Also, is it just me or is it that since BF3 got the server update for consoles, 90% of the matches are sooooo long? Most matches have 1500 tickets before the match ends. 1500! FYI - number of tickets = number of deaths allowed and it decreases slowly when opposing team has captured most objectives.


----------



## BORTZ (Apr 22, 2012)

Dude the server update sucks. i cant find matchs where the Admins dont get pissy about getting killed or anything. "youre pretty good, better kick you"


----------



## R2DJ (Apr 23, 2012)

BortzANATOR said:


> Dude the server update sucks. i cant find matchs where the Admins dont get pissy about getting killed or anything. "youre pretty good, better kick you"


Since the update came out, I'm pretty much exclusive to the Knife only/Knife+pistol only/No snipers lobbies. I've yet to try it wholly. 

But yeah IMO the update kinda brought the game down. Now the game's full of max ticket whores.


----------



## yuyuyup (Apr 23, 2012)

R2DJ said:


> Theraima said:
> 
> 
> > Good read huh? How about A Song of Ice and Fire? It's really good if you ask me...
> ...


You mean FRAG round, right


----------



## chyyran (Apr 23, 2012)

You seem to have a variant of "pirate's syndrome"

You didn't mention any piracy, but the principle is the same, you have easy access to games, and you've got lots, so you get bored quickly. Happens to many people.

I know how you feel, good luck man.


Oh, The Hunger Games trilogy is fricking awesome. I recommend you to read it. In fact, go out and buy them now!


----------



## BORTZ (Apr 23, 2012)

R2DJ said:


> BortzANATOR said:
> 
> 
> > Dude the server update sucks. i cant find matchs where the Admins dont get pissy about getting killed or anything. "youre pretty good, better kick you"
> ...


Hahaha i agree. 
Either way, i just run around USAS-ing the shit out of people with buckshot lol


----------



## R2DJ (Apr 23, 2012)

Punyman said:


> You seem to have a variant of "pirate's syndrome"
> 
> You didn't mention any piracy, but the principle is the same, you have easy access to games, and you've got lots, so you get bored quickly. Happens to many people.
> 
> ...


Thanks. Couldn't agree more. I've decided to cancel my Lovefilm account due to this, and I plan to resume it once I finish the games that I physically own. But with Skyrim being one of them, this will be a nearly impossible feat  Whilst I wait for it to be cancelled, I've made a list with 50 Blu Ray titles that I plan to watch.

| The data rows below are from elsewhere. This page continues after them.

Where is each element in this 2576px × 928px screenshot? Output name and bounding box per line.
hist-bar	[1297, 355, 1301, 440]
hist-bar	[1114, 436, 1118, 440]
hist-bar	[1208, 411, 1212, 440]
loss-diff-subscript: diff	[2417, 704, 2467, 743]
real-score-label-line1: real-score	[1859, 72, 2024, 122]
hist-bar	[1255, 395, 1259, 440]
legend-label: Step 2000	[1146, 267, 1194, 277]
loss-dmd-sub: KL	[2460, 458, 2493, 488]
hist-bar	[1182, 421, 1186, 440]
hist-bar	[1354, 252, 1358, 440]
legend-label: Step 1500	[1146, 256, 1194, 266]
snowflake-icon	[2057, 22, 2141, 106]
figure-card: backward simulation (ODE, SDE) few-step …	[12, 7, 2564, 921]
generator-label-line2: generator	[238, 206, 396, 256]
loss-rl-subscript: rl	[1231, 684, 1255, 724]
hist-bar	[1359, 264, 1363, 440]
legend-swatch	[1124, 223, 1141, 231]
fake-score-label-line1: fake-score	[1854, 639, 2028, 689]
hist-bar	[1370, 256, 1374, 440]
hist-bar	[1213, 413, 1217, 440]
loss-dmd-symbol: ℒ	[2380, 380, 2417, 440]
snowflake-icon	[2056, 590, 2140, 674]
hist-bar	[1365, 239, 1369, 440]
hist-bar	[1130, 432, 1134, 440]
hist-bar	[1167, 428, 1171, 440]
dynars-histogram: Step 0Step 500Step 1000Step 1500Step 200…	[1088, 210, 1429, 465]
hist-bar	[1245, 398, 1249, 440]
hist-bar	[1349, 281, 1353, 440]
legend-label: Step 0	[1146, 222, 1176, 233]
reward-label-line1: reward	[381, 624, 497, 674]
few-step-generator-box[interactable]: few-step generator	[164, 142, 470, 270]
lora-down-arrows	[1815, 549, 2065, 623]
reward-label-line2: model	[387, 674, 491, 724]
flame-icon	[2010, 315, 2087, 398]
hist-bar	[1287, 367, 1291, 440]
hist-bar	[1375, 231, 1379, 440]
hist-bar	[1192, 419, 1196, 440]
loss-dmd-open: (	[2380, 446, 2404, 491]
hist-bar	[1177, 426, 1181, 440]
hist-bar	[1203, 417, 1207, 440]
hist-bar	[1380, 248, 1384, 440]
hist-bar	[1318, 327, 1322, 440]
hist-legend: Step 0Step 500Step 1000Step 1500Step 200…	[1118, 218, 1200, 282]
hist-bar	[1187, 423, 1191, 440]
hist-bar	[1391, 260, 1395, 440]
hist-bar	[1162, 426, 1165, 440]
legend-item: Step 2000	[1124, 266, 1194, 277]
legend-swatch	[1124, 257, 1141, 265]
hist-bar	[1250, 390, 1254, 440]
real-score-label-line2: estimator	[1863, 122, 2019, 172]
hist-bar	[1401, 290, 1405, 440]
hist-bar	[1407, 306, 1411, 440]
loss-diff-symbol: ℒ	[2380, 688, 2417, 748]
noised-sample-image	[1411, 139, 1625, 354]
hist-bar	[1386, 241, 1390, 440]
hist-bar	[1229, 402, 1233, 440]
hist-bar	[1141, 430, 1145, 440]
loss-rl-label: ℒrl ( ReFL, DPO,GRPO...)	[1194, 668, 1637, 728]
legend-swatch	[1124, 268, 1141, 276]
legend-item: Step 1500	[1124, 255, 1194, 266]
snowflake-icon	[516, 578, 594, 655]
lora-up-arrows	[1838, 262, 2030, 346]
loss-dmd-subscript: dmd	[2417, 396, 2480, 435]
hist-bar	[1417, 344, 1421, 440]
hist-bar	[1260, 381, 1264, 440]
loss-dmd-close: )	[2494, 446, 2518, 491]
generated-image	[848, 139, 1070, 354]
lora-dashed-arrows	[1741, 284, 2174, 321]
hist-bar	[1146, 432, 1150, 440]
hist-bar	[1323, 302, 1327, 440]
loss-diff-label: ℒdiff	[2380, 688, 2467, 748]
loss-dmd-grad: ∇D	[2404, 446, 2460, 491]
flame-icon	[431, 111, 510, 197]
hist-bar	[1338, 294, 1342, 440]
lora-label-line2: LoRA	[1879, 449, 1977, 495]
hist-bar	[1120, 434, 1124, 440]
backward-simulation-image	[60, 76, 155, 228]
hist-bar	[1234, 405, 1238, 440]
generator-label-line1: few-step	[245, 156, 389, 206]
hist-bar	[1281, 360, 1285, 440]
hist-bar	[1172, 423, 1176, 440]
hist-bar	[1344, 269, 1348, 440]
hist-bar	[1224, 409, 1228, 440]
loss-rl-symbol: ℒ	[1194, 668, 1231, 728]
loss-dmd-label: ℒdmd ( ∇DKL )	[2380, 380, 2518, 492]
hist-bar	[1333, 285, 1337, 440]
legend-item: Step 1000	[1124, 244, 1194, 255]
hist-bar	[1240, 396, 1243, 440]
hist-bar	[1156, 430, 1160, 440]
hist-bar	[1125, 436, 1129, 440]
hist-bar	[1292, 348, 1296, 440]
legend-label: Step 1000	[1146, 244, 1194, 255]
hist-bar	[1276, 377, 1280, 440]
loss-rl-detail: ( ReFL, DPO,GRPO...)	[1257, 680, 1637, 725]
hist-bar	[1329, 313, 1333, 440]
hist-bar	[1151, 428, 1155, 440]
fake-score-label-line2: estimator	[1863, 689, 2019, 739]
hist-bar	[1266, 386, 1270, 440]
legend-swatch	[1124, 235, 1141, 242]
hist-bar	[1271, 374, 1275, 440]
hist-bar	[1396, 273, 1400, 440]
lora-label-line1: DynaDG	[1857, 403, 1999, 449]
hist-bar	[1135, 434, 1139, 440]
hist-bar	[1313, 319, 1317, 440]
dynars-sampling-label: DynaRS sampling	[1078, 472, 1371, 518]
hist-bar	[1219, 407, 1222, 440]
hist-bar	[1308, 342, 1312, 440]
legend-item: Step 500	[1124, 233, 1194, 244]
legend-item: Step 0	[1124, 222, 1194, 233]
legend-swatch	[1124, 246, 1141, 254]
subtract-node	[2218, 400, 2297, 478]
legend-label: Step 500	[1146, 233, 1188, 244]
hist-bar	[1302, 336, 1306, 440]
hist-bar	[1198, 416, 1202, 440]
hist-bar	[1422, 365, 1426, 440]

I've got the books the day I made this thread lol. Haven't read a proper book for quite some time and it was nice to physically own one again.


BortzANATOR said:


> Hahaha i agree.
> Either way, i just run around USAS-ing the shit out of people with buckshot lol





yuyuyup said:


> You mean FRAG round, right


No typos. I've been hearing stuff saying it's been nerfed but I haven't really kept up with it. I try to avoid it and avoid people using it, though it's good fun after a serious sesh. 

Funny that when I got banned on that knife only lobby, everyone was actually using guns and I barely see anyone getting kicked (I had a nemesis on me with 7 kills and he has killed me 5 times with a FAMAS). I was doing knife kills then then I instantly got kicked the first time I killed someone with a shotty. Blasphemy!


----------